Barely 150,000 people have seen the "Alexander the Great" exhibit, well short of the 525,000 needed to break even.
With two weeks left before its March 31 close, "Alexander" is suffering the worst attendance in the Florida International Museum's history, averaging as few as one-third of the daily visitors to previous exhibits on Russian czars and Egyptian pharaohs. "We're very disappointed. And we're perplexed by it," museum president Joseph F. Cronin said Monday.
Cronin partly attributes the poor showing to the negligible boost received from opening a month early to coincide with the October vice presidential debate here, to two nights of disturbances last fall that may have detoured tourists and to publicity about the museum's ballooning debt and management difficulties.

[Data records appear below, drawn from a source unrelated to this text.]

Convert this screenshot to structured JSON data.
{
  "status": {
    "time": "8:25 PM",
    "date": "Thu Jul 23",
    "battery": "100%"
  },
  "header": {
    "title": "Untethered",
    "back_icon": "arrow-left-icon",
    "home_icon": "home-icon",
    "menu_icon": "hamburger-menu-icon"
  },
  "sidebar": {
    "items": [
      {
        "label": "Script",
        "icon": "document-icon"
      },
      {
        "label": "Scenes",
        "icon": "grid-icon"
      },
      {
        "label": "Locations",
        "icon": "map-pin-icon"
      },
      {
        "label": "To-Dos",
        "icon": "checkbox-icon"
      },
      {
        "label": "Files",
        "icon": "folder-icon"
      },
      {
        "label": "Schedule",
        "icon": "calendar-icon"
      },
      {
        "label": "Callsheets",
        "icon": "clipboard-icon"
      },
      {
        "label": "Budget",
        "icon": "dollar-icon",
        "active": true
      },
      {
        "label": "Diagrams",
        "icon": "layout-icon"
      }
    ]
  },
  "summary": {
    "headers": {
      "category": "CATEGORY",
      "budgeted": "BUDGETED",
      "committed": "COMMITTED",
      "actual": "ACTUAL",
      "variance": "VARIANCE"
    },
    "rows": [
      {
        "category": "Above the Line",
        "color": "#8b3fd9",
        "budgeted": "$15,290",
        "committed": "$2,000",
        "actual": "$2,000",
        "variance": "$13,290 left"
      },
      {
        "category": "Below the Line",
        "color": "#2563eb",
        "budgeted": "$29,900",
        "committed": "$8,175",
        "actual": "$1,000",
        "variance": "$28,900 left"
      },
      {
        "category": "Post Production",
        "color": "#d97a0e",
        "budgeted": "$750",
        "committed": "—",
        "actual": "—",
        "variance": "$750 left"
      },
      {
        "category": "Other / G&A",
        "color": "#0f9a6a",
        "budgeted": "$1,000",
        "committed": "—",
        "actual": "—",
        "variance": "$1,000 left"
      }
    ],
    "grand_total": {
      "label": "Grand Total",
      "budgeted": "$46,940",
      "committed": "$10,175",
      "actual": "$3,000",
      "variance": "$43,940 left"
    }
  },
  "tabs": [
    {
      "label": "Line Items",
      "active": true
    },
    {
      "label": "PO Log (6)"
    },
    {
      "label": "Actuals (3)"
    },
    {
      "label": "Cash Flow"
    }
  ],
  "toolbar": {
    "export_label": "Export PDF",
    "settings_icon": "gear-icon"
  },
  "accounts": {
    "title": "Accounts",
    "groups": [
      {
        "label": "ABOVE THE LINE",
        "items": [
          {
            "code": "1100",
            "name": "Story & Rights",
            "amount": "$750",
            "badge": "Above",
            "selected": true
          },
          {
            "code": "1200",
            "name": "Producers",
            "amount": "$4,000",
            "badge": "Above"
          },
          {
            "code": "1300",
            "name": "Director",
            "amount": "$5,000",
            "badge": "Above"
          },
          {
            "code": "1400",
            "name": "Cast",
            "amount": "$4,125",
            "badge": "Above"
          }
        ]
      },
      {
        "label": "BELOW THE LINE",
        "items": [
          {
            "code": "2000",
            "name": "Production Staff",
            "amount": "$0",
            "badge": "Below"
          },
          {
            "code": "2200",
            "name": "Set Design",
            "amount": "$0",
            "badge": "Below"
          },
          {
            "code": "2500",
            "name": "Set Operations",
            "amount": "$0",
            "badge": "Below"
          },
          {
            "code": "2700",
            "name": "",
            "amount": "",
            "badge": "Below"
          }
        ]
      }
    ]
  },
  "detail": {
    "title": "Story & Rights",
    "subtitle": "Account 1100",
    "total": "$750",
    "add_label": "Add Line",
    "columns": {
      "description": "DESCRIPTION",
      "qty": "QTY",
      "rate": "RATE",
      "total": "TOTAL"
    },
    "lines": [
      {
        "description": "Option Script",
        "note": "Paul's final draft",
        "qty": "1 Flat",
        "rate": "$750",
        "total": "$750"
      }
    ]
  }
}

On Monday the museum gave its first monthly report to St. Petersburg. The reports are required since the city agreed in February to give the museum $5.4-million, buying its building, covering debts on "Alexander" and funding its next exhibit, "Titanic." W. Richard "Dick" Johnston will be the museum's chief financial officer, working on a consulting basis, the report says. He is a certified public accountant and resigned from the board to take the job. The city bars board members from doing business with the museum.
Several positions must be filled with the departure of its management. Exhibition director James E. Broughton could leave as early as April if he and the museum can agree on terms. The museum decided not to renew his contract when it expires in July. Broughton met with his employees Monday to discuss plans, but declined comment through a spokesperson.